大きな数について現実的な時間内で素因数分解を行うことは非常に困難である。もしこれが簡単に行えるならば、公開鍵暗号方式である RSA 暗号方式は崩壊する。よって、factor コマンドで
% factor 114381625757888867669235779976146612010218296721242362562561842935706935245733897830597123563958705058989075147599290026879543541
の答えがいつまで経っても返ってこなくても悲観してはいけない (ちなみにこれは RSA-129 の問題である)。

factor コマンドは少なくとも 1990年頃の 4.3BSD の頃には存在しており、結構歴史のあるコマンドである。*BSD 系はもちろん、AIX・Solaris 等の各種 UNIX でも使用できるようだ。Linux では GNU coreutils に含まれているため、事実上すべての Linux 系 OS で利用可能であろう。

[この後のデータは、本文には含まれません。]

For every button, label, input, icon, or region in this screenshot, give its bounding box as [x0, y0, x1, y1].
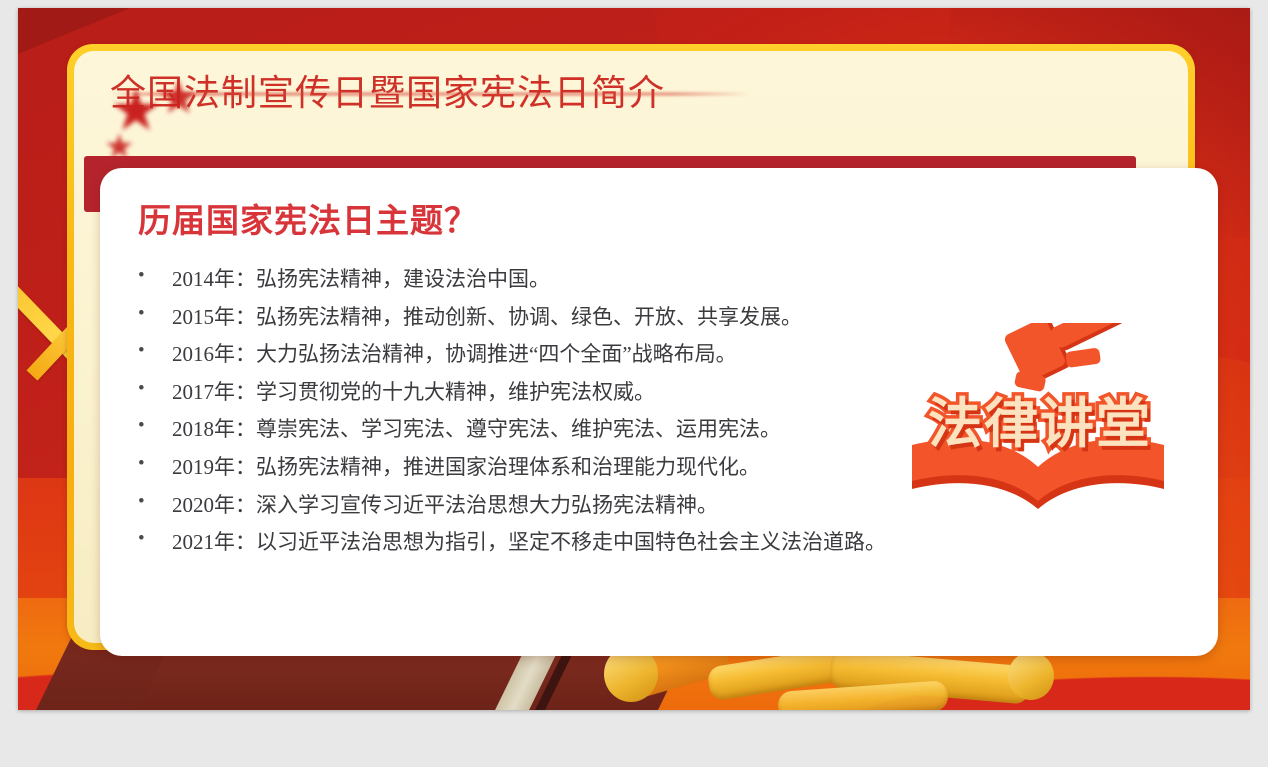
card-title: 历届国家宪法日主题？ [138, 194, 478, 242]
theme-list: 2014年：弘扬宪法精神，建设法治中国。2015年：弘扬宪法精神，推动创新、协调… [130, 268, 1198, 569]
content-card: 历届国家宪法日主题？ 2014年：弘扬宪法精神，建设法治中国。2015年：弘扬宪… [100, 168, 1218, 656]
list-item: 2017年：学习贯彻党的十九大精神，维护宪法权威。 [130, 381, 1198, 404]
list-item: 2015年：弘扬宪法精神，推动创新、协调、绿色、开放、共享发展。 [130, 306, 1198, 329]
star-icon: ★ [158, 74, 199, 120]
list-item: 2019年：弘扬宪法精神，推进国家治理体系和治理能力现代化。 [130, 456, 1198, 479]
list-item: 2016年：大力弘扬法治精神，协调推进“四个全面”战略布局。 [130, 343, 1198, 366]
pillar-cap-prop-a [1008, 652, 1054, 700]
list-item: 2021年：以习近平法治思想为指引，坚定不移走中国特色社会主义法治道路。 [130, 531, 1198, 554]
list-item: 2018年：尊崇宪法、学习宪法、遵守宪法、维护宪法、运用宪法。 [130, 418, 1198, 441]
slide-stage: 全国法制宣传日暨国家宪法日简介 ★ ★ ★ 历届国家宪法日主题？ 2014年：弘… [0, 0, 1268, 767]
presentation-slide: 全国法制宣传日暨国家宪法日简介 ★ ★ ★ 历届国家宪法日主题？ 2014年：弘… [18, 8, 1250, 710]
list-item: 2020年：深入学习宣传习近平法治思想大力弘扬宪法精神。 [130, 494, 1198, 517]
heading-rule [110, 92, 750, 96]
list-item: 2014年：弘扬宪法精神，建设法治中国。 [130, 268, 1198, 291]
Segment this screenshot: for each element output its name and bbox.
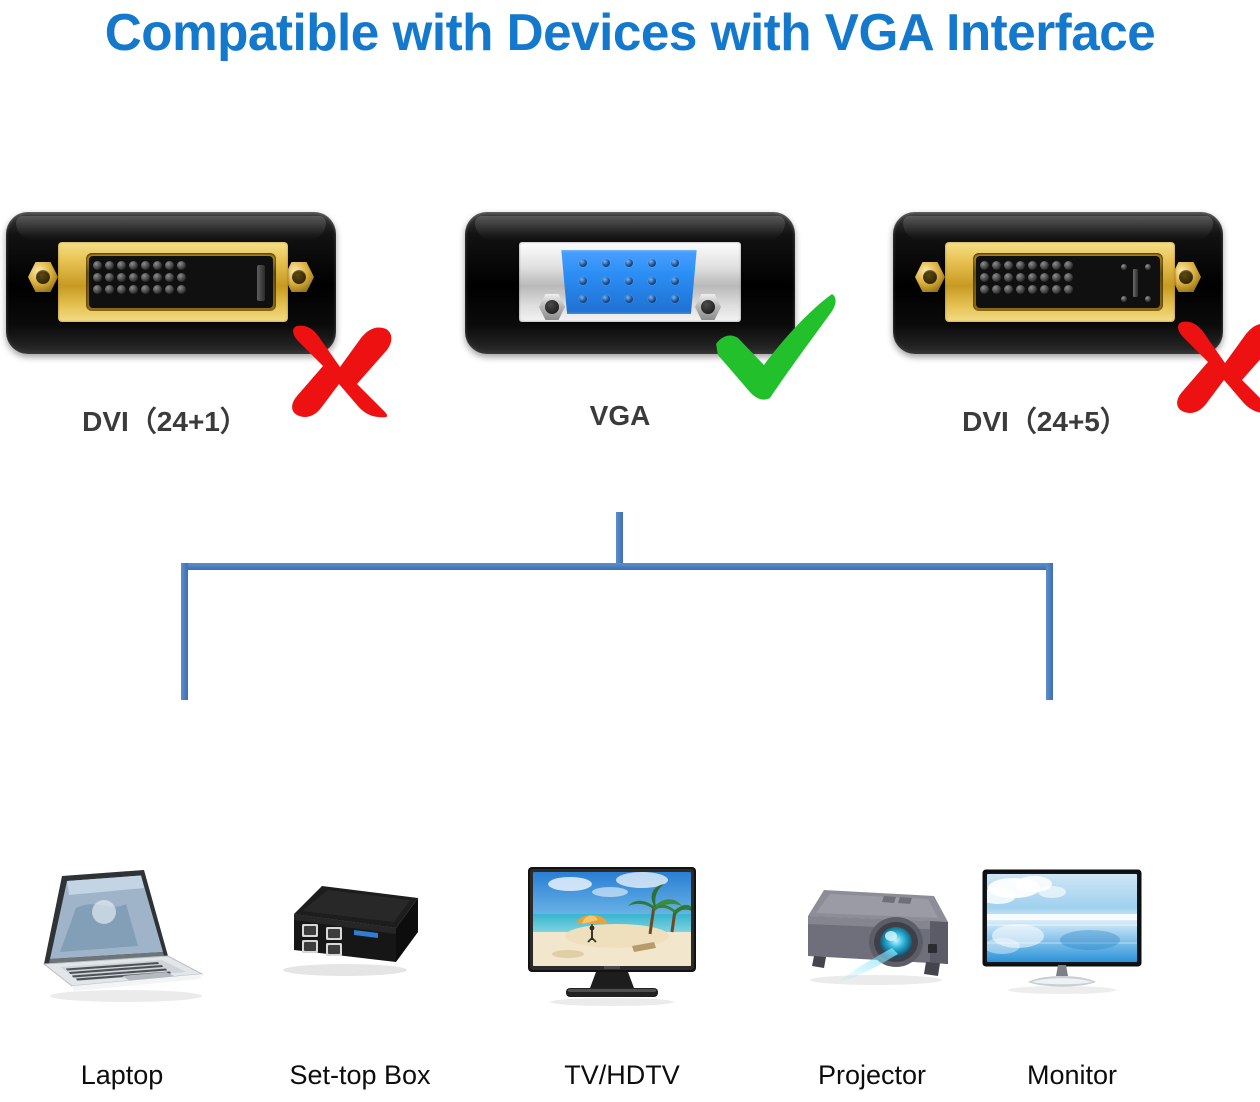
dvi-flat-blade-icon [257, 265, 265, 301]
projector-icon [772, 862, 972, 1022]
screw-post-left-icon [28, 262, 58, 292]
bracket-right-leg [1046, 563, 1053, 700]
bracket-left-leg [181, 563, 188, 700]
laptop-icon [22, 862, 222, 1022]
vga-pin-array [557, 259, 701, 303]
dvi-gold-faceplate [58, 242, 288, 322]
vga-silver-faceplate [519, 242, 741, 322]
connector-label-dvi-24-1: DVI（24+1） [0, 400, 330, 440]
device-label-set-top-box: Set-top Box [260, 1060, 460, 1091]
device-label-monitor: Monitor [972, 1060, 1172, 1091]
green-check-icon [714, 292, 838, 402]
vga-dsub-shell [557, 250, 701, 314]
device-label-laptop: Laptop [22, 1060, 222, 1091]
monitor-icon [972, 862, 1172, 1022]
bracket-connector-line [0, 500, 1260, 730]
screw-post-right-icon [1171, 262, 1201, 292]
dvi-pin-array [93, 261, 186, 294]
dvi-pin-array [980, 261, 1073, 294]
device-label-tv-hdtv: TV/HDTV [522, 1060, 722, 1091]
dvi-five-pin-cluster-icon [1119, 262, 1155, 304]
screw-post-left-icon [539, 294, 565, 320]
page-title: Compatible with Devices with VGA Interfa… [9, 2, 1250, 66]
dvi-gold-faceplate [945, 242, 1175, 322]
bracket-stem [616, 512, 623, 570]
connector-label-vga: VGA [455, 400, 785, 432]
set-top-box-icon [260, 862, 460, 1022]
screw-post-right-icon [284, 262, 314, 292]
connector-label-dvi-24-5: DVI（24+5） [880, 400, 1210, 440]
device-label-projector: Projector [772, 1060, 972, 1091]
bracket-horizontal [181, 563, 1053, 570]
television-icon [522, 862, 722, 1022]
screw-post-left-icon [915, 262, 945, 292]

古いバージョンのマニュアルには「factor が素因数分解できる最大値は 2147483647」などの記述があるが、2018年に FreeBSD・Linux で確認した限りでは多倍長整数ライブラリを使っているので、事実上桁数制限は存在しない。ちなみに FreeBSD の factor コマンド は OpenSSL の多倍長整数ライブラリを使っている。GNU Coreutils の factor コマンドは GNU の多倍長整数演算ライブラリである "GNU MP" を使っている。